Hi @chrismartel , under the 'train' subdirectory, do you seen any file name that starts with 'events'? In a normal case, you should see the training curves while the job is training, provided that there is a TF events file written to 'train'.

chrismartel commented 1 year ago

@hnyu Here is the content of my train directory

algorithm events.out.tfevents.1687355139.research-vm.12004.0 events.out.tfevents.1687354610.research-vm.11778.0 events.out.tfevents.1687355894.research-vm.12244.0 events.out.tfevents.1687354877.research-vm.11894.0

I have a few 'events' files

While training, I a getting some throughput:

I0621 20:36:41.685676 140667155978048 policy_trainer.py:434] /home/azureuser/research/safe_rl/seditor/alf/alf/examples/safety/seditor/seditor_safety_gym_conf.py -> results: 2079 time=4.068 throughput=2013.92 I0621 20:36:45.756153 140667155978048 policy_trainer.py:434] /home/azureuser/research/safe_rl/seditor/alf/alf/examples/safety/seditor/seditor_safety_gym_conf.py -> results: 2080 time=4.070 throughput=2012.77 I0621 20:36:49.782186 140667155978048 policy_trainer.py:434] /home/azureuser/research/safe_rl/seditor/alf/alf/examples/safety/seditor/seditor_safety_gym_conf.py -> results: 2081 time=4.026 throughput=2034.98 I0621 20:36:53.883124 140667155978048 policy_trainer.py:434] /home/azureuser/research/safe_rl/seditor/alf/alf/examples/safety/seditor/seditor_safety_gym_conf.py -> results: 2082 time=4.100 throughput=1997.81 I0621 20:36:57.960362 140667155978048 policy_trainer.py:434] /home/azureuser/research/safe_rl/seditor/alf/alf/examples/safety/seditor/seditor_safety_gym_conf.py -> results: 2083 time=4.077 throughput=2009.43 I0621 20:37:02.038107 140667155978048 policy_trainer.py:434] /home/azureuser/research/safe_rl/seditor/alf/alf/examples/safety/seditor/seditor_safety_gym_conf.py -> results: 2084 time=4.077 throughput=2009.17

but nothing is displayed in Tensorboard:

image

However, I can see information about the runs in the 'Text' section

image
hnyu commented 1 year ago

This is a weird problem. Can you check if the event files are non-empty? Also, usually there should be only 1 event file in the TB dir. It seems that you repeatedly launched training jobs using the same TB dir. Please delete the dir and retrain.

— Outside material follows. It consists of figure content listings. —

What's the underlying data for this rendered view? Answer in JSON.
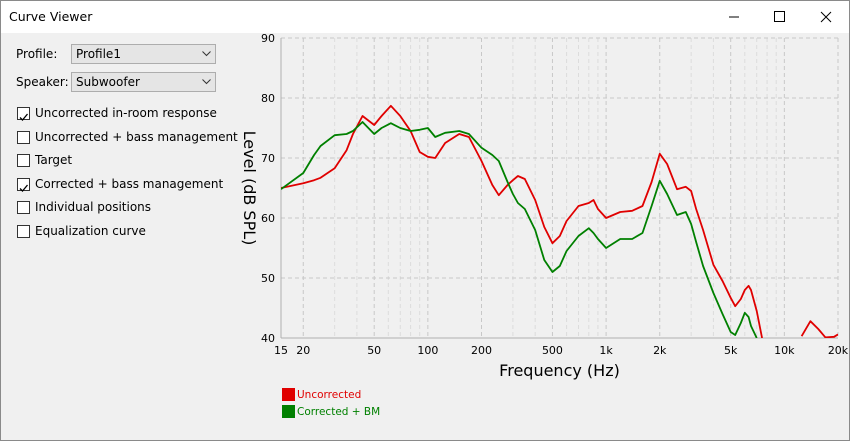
{
  "window": {
    "title": "Curve Viewer"
  },
  "controls": {
    "profile": {
      "label": "Profile:",
      "value": "Profile1"
    },
    "speaker": {
      "label": "Speaker:",
      "value": "Subwoofer"
    },
    "checkboxes": [
      {
        "label": "Uncorrected in-room response",
        "checked": true
      },
      {
        "label": "Uncorrected + bass management",
        "checked": false
      },
      {
        "label": "Target",
        "checked": false
      },
      {
        "label": "Corrected + bass management",
        "checked": true
      },
      {
        "label": "Individual positions",
        "checked": false
      },
      {
        "label": "Equalization curve",
        "checked": false
      }
    ]
  },
  "chart_data": {
    "type": "line",
    "x_label": "Frequency (Hz)",
    "y_label": "Level (dB SPL)",
    "log_x": true,
    "grid": true,
    "xlim": [
      15,
      20000
    ],
    "ylim": [
      40,
      90
    ],
    "xticks": [
      15,
      20,
      50,
      100,
      200,
      500,
      {
        "value": 1000,
        "label": "1k"
      },
      {
        "value": 2000,
        "label": "2k"
      },
      {
        "value": 5000,
        "label": "5k"
      },
      {
        "value": 10000,
        "label": "10k"
      },
      {
        "value": 20000,
        "label": "20k"
      }
    ],
    "xticks_minor": [
      30,
      40,
      60,
      70,
      80,
      90,
      300,
      400,
      600,
      700,
      800,
      900,
      3000,
      4000,
      6000,
      7000,
      8000,
      9000
    ],
    "yticks": [
      40,
      50,
      60,
      70,
      80,
      90
    ],
    "x": [
      15,
      20,
      23,
      25,
      30,
      35,
      38,
      43,
      50,
      55,
      62,
      70,
      80,
      90,
      100,
      110,
      125,
      150,
      170,
      200,
      230,
      250,
      280,
      300,
      320,
      350,
      400,
      450,
      500,
      550,
      600,
      700,
      800,
      850,
      900,
      1000,
      1200,
      1400,
      1600,
      1800,
      2000,
      2200,
      2500,
      2800,
      3000,
      3200,
      3500,
      4000,
      4500,
      5000,
      5300,
      5700,
      6000,
      6300,
      6500,
      7000,
      7500,
      10000,
      12500,
      14000,
      15500,
      17000,
      19000,
      20000
    ],
    "series": [
      {
        "name": "Uncorrected",
        "color": "#e00000",
        "values": [
          65,
          65.8,
          66.3,
          66.7,
          68.3,
          71.3,
          74,
          77,
          75.5,
          77,
          78.7,
          77,
          74.5,
          71,
          70.2,
          70,
          72.5,
          74,
          73.5,
          69.5,
          65.5,
          63.8,
          65.5,
          66.3,
          67,
          66.5,
          63,
          58.5,
          55.8,
          57,
          59.5,
          62,
          62.5,
          63,
          61.5,
          60,
          61,
          61.2,
          62,
          66,
          70.7,
          69,
          64.8,
          65.2,
          64.5,
          61.5,
          58,
          52.2,
          49.5,
          46.7,
          45.3,
          46.5,
          48,
          48.7,
          48,
          44.5,
          40,
          null,
          40.3,
          42.8,
          41.5,
          40.1,
          40.2,
          40.6
        ]
      },
      {
        "name": "Corrected + BM",
        "color": "#008000",
        "values": [
          64.8,
          67.5,
          70.5,
          72,
          73.8,
          74,
          74.5,
          76,
          74,
          75,
          75.8,
          75,
          74.5,
          74.7,
          75,
          73.5,
          74.2,
          74.5,
          74,
          71.7,
          70.5,
          69.5,
          66,
          64,
          62.5,
          61.5,
          58,
          53,
          51,
          52,
          54.5,
          57,
          58.3,
          57.5,
          56.5,
          55,
          56.5,
          56.5,
          57.5,
          62,
          66.2,
          64,
          60.5,
          61,
          59,
          56,
          52,
          47.5,
          44,
          41,
          40.5,
          42.5,
          44.2,
          43.5,
          42,
          40,
          null,
          null,
          null,
          null,
          null,
          null,
          null,
          null
        ]
      }
    ]
  }
}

One possible reason why this tensorboard is empty is that no summary data was actually written. It could happen if the first summary step has not been reached yet. By default, there are only 100 summary events over the entire training process. You can try increasing 'num_summaries' in sac_safety_gym_conf.py.

chrismartel commented 1 year ago

Increasing the number of summaries worked, thank you!